Which brings me to another, more hopeful finding from my mini-study: Despite the hawk-like attention to the scale and the guilt over eating dessert, 74 percent of the women were at peace with how they looked. Grace Kagan, 92, said, “I felt all right when I was younger, but now I look well!” And that, too, reflects an overall gratitude for our bodies that many gain as we age. A recent Gallup poll of 80,000 adults found that 66 percent of those age 65 or older feel good about their physical appearance, while only 54 percent of 35- to 64-year-olds do.

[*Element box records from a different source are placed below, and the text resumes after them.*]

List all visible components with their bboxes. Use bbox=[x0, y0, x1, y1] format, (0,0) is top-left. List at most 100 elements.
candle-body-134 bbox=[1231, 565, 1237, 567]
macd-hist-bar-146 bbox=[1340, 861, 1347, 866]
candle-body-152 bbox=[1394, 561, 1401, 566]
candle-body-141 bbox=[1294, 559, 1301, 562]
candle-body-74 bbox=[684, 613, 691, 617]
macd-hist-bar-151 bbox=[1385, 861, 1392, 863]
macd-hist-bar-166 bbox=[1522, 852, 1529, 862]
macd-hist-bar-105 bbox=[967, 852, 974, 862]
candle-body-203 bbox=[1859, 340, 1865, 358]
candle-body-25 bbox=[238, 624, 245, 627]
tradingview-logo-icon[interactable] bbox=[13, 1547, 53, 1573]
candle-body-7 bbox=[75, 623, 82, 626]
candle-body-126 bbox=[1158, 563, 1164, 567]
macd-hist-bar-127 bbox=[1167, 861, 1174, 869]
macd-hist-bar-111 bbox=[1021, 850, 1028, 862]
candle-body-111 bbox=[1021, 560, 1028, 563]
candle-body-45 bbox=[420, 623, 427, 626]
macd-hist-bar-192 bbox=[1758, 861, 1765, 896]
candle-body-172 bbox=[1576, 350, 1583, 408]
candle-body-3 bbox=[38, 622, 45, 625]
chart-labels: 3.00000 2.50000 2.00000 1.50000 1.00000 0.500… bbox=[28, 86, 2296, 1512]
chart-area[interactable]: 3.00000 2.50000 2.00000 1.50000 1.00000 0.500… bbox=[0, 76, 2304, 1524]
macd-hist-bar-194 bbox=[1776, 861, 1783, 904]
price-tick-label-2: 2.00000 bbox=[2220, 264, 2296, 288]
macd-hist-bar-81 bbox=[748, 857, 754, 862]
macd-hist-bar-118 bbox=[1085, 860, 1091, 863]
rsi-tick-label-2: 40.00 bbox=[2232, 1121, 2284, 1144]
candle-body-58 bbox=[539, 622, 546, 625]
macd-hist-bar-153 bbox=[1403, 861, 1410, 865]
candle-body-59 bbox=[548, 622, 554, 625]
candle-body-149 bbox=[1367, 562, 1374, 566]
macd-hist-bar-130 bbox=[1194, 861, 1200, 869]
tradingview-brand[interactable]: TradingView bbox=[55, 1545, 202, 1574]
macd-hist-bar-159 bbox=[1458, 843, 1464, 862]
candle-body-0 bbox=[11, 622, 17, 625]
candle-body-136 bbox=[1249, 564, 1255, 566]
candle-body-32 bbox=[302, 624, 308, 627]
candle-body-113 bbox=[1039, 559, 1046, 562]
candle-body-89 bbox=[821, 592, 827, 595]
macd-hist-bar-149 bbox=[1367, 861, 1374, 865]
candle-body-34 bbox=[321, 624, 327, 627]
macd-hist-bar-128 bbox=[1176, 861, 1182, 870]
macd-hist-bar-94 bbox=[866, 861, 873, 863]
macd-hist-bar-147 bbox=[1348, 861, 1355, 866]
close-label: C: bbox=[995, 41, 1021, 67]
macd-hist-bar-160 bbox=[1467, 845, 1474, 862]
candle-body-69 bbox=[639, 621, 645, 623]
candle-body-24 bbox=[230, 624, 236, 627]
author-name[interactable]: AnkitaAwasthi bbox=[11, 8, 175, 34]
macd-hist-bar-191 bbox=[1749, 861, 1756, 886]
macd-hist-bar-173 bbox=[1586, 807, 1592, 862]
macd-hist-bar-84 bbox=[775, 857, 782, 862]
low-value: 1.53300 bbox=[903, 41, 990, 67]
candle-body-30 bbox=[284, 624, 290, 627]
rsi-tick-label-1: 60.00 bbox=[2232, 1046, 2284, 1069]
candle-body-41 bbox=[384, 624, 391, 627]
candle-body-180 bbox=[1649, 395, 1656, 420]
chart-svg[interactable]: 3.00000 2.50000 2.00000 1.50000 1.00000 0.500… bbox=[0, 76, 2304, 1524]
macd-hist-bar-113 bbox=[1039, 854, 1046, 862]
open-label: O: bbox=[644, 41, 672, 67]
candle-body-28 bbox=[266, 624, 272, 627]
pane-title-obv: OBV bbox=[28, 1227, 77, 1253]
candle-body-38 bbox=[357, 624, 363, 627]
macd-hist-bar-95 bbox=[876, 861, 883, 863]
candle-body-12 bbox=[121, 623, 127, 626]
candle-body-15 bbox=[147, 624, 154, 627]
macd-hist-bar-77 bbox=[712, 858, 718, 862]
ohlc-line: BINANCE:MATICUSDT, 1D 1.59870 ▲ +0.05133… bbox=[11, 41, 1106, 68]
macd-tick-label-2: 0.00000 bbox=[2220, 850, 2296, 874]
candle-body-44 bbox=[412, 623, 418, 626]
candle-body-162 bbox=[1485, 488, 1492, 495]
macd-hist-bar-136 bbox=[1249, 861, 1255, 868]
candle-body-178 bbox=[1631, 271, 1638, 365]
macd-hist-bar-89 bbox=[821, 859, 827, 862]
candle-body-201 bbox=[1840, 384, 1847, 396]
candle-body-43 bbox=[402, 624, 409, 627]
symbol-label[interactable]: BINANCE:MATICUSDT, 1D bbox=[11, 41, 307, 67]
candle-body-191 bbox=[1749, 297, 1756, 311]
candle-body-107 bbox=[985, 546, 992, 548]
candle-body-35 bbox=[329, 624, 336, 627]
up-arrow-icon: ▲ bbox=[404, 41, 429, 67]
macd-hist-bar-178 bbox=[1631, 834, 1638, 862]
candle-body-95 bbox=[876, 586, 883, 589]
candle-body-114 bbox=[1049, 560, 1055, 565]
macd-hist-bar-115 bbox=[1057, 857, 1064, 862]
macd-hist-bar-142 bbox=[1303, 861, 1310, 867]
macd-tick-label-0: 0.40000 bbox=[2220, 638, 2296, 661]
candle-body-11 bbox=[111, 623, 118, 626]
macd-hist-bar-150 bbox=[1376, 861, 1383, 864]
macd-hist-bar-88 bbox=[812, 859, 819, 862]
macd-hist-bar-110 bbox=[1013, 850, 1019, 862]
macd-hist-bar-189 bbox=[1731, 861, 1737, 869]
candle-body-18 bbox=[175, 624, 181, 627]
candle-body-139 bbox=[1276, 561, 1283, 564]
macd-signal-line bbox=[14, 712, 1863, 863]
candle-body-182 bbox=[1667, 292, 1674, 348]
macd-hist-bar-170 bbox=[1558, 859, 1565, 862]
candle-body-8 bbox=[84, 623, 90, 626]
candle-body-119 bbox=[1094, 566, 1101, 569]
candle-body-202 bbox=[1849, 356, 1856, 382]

When I’m 70, I’ll probably look back at my current 37-year-old body fondly. Getting to that mind-set now is harder. I had a brief moment in front of the full-length mirror in my closet the other day when I turned around and was slightly horrified by what I saw in the “rear view.” I started getting upset, that hopeless, doomed, panicky feeling bubbling up. But then I thought about Gagy and her friends and their long — and, in some cases, unending — journeys to self-acceptance, and I said to myself, Wait. If I always hate what I look like from behind in the mirror, maybe I should just stop looking! Maybe I’ll only look at the view from the front (and possibly the side). I’ll focus on the body parts I’m fond of, like my kind eyes or my dimples when I smile. I know what it takes for me to have a tiny tush. I’ve been there. It’s not worth it. I need to stay fit — eating well and being active is part of what helped my grandmothers get to their golden years — and I want to be able to dance with my great-grandkids at their weddings. But viewing every tempting corn muffin as some sort of measure of my own self-worth is simply too exhausting. “We have a need for pleasure no matter what out age, and dessert is a source of pleasure,” Kearney-Cooke says. “Have dessert sometimes! Enjoy it. But don’t obsess over it.”
I thought back to Gagy. Although she says she won’t stop caring about her weight “as long as I’m alert, alive, and mobile,” she also agrees, “for my age, my body does very well. I’m at peace. I love to laugh.” And, unsurprisingly, she has a grandmotherly nugget of sage advice: “If you feel good about your whole self, you feel better about your body.” I plan to pass Gagy’s message down to my own children and grandchildren — along with my favorite chocolate chip cookie recipe.